Working with donor funding in places where there is an acknowledged need for improvement, even if incredibly fraught, seems more straightforward to me than trying to sell physiologic birth in the context of incentivization for everything but, where there does not seem to be consensus that something is massively off. While public health protocols can seem reductionist, I might in the long run be more interested in scale than depth. I hope I won’t have to choose and can find a way to balance the practice of public health and continuous-care midwifery. 

KJ:  What lessons do you want to keep from your global experience?

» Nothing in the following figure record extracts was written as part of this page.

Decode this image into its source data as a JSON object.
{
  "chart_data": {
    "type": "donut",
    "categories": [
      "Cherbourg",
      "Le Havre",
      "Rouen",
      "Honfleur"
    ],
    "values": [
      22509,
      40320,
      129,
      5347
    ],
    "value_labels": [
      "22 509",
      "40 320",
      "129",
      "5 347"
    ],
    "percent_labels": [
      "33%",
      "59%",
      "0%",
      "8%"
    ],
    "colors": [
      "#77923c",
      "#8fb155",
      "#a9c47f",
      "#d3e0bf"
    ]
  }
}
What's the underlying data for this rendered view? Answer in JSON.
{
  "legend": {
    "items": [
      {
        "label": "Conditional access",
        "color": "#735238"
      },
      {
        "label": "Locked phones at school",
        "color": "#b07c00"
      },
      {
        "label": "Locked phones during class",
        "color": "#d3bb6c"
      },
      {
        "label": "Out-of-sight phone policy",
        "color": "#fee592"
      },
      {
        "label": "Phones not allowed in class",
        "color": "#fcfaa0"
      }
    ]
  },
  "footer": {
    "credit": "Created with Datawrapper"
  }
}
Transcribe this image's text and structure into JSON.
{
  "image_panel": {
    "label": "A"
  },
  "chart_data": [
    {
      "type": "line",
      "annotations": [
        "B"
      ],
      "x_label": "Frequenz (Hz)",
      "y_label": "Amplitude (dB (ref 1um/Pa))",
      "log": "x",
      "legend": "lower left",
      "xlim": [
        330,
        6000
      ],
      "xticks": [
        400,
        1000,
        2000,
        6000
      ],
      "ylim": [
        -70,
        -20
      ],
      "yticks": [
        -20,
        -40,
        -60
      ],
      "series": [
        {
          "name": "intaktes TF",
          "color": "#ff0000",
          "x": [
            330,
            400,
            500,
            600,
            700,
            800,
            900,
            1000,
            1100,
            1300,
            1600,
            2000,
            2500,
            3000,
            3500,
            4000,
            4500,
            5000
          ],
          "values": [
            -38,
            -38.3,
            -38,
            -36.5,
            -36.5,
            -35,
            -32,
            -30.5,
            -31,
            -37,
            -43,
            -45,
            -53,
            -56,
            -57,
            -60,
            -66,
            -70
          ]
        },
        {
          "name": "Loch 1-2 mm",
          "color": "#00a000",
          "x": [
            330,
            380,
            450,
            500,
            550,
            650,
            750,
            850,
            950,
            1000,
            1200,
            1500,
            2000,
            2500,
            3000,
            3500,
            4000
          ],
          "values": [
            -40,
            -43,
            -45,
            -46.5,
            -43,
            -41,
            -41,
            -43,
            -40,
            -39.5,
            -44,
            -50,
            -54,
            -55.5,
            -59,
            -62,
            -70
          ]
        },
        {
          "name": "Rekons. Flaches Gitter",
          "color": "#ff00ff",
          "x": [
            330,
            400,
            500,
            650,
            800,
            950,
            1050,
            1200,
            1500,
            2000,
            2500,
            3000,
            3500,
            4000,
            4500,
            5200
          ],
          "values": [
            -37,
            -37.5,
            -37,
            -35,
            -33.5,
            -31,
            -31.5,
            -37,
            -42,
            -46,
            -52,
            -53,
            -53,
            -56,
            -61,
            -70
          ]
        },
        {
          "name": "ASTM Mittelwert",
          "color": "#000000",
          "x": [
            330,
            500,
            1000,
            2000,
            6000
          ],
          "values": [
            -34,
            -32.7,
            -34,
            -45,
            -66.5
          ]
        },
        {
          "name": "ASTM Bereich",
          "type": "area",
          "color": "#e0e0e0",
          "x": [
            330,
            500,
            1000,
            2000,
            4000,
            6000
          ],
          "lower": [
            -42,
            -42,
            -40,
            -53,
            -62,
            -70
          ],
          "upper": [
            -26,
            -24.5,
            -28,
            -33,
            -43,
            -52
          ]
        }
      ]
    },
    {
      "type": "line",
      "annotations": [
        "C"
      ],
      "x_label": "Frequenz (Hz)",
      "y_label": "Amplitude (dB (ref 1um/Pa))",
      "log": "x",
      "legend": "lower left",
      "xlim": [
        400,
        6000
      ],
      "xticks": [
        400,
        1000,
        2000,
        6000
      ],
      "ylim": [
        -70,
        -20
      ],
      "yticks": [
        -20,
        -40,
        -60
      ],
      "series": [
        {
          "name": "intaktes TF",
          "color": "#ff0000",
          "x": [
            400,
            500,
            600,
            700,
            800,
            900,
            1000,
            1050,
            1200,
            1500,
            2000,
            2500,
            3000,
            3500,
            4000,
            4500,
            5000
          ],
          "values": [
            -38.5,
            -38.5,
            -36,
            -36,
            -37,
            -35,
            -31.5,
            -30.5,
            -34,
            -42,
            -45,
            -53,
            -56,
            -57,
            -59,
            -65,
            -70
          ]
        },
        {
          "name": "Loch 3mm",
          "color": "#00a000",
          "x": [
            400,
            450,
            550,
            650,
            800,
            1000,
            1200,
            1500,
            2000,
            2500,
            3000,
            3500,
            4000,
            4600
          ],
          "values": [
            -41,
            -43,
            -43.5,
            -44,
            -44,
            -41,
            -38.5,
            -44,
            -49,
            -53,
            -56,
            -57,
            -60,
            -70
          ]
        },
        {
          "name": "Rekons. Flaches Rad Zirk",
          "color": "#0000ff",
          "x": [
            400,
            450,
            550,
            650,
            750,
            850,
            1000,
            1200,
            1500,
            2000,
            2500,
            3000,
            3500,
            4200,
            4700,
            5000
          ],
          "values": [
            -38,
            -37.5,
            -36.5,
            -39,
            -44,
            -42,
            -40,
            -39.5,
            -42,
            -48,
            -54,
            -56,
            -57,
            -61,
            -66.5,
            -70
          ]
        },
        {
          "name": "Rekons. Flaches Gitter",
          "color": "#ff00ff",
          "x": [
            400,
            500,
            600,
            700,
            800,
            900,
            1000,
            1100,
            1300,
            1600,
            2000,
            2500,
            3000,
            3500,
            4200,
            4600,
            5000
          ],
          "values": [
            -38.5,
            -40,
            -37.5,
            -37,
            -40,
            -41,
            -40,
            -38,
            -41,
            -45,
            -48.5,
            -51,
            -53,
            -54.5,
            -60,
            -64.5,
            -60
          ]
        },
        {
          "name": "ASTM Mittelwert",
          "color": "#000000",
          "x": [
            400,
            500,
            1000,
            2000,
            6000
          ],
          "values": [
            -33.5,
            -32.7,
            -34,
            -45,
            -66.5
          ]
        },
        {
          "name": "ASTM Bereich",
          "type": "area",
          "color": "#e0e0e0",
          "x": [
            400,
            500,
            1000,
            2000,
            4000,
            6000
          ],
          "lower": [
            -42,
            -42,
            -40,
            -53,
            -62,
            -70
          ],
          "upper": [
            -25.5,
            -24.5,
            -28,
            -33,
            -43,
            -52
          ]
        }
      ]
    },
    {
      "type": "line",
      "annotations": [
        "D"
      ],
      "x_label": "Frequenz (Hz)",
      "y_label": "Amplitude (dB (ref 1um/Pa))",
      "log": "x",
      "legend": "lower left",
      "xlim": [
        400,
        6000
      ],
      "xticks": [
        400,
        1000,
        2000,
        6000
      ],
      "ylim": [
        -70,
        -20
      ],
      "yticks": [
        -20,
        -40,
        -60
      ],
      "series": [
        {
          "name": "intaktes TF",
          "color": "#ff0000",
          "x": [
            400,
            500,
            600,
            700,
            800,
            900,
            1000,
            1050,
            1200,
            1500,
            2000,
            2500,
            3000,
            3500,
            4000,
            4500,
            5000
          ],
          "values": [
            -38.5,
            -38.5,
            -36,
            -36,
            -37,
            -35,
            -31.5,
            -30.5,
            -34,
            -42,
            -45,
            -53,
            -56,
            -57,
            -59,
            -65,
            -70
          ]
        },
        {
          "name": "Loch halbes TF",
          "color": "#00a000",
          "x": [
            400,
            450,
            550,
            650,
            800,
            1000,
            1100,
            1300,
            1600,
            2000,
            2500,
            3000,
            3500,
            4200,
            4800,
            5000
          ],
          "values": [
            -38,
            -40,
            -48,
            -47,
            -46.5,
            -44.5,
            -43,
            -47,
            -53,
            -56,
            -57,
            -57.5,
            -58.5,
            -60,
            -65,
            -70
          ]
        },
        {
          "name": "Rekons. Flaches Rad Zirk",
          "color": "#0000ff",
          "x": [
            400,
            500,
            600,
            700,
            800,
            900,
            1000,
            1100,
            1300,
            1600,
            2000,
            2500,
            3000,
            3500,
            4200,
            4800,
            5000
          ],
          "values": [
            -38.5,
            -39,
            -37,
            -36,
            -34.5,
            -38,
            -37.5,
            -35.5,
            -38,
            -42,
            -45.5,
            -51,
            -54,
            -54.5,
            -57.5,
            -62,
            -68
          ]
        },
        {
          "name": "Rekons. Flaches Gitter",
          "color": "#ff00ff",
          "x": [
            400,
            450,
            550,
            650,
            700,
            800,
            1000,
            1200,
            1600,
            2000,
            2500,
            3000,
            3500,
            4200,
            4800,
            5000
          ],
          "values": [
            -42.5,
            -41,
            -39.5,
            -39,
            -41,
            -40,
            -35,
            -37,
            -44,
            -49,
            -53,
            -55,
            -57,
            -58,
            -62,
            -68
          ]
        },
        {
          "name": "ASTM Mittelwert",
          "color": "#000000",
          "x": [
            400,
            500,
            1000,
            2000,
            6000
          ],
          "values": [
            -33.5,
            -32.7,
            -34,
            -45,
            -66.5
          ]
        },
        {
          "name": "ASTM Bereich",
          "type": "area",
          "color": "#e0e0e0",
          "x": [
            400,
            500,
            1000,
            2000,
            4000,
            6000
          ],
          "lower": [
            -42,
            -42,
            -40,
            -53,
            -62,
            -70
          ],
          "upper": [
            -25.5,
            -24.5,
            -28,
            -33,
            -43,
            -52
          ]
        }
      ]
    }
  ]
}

RF:  Whether in relation to my new clinical role or in relation to any other aspect of life in the U.S., the things I’d like to hang on to most from my time overseas (and the reason going back from time to time is helpful and enjoyable) are an acceptance (on good days) that things take as long as they take (within reason), and the knowledge that what one needs to be happy, materially, is quite minimal. If I can’t always aspire to these values in the U.S., I hope I’ll have the wisdom to leave.

KJ:  Oh, we hope you stay! 

RF:  Our New York State senate seems poised to make me want to stick around. Fingers crossed for single-payer and other obvious signs that progressive democracy still has a fighting chance.

KJ:  If that happens, what do you see yourself doing a year from now? 

RF:  I think I could be really happy operating out of a store front in East New York or eastern Queens, offering single-payer-funded prenatal, gynecological and postpartum care (maybe yoga, childbirth education and lactation support too?!) as part of a collective, catching wherever is both pro-midwifery and accessible to as many families as possible. I would also like to keep supporting public health and midwifery abroad if I can find a way to balance both.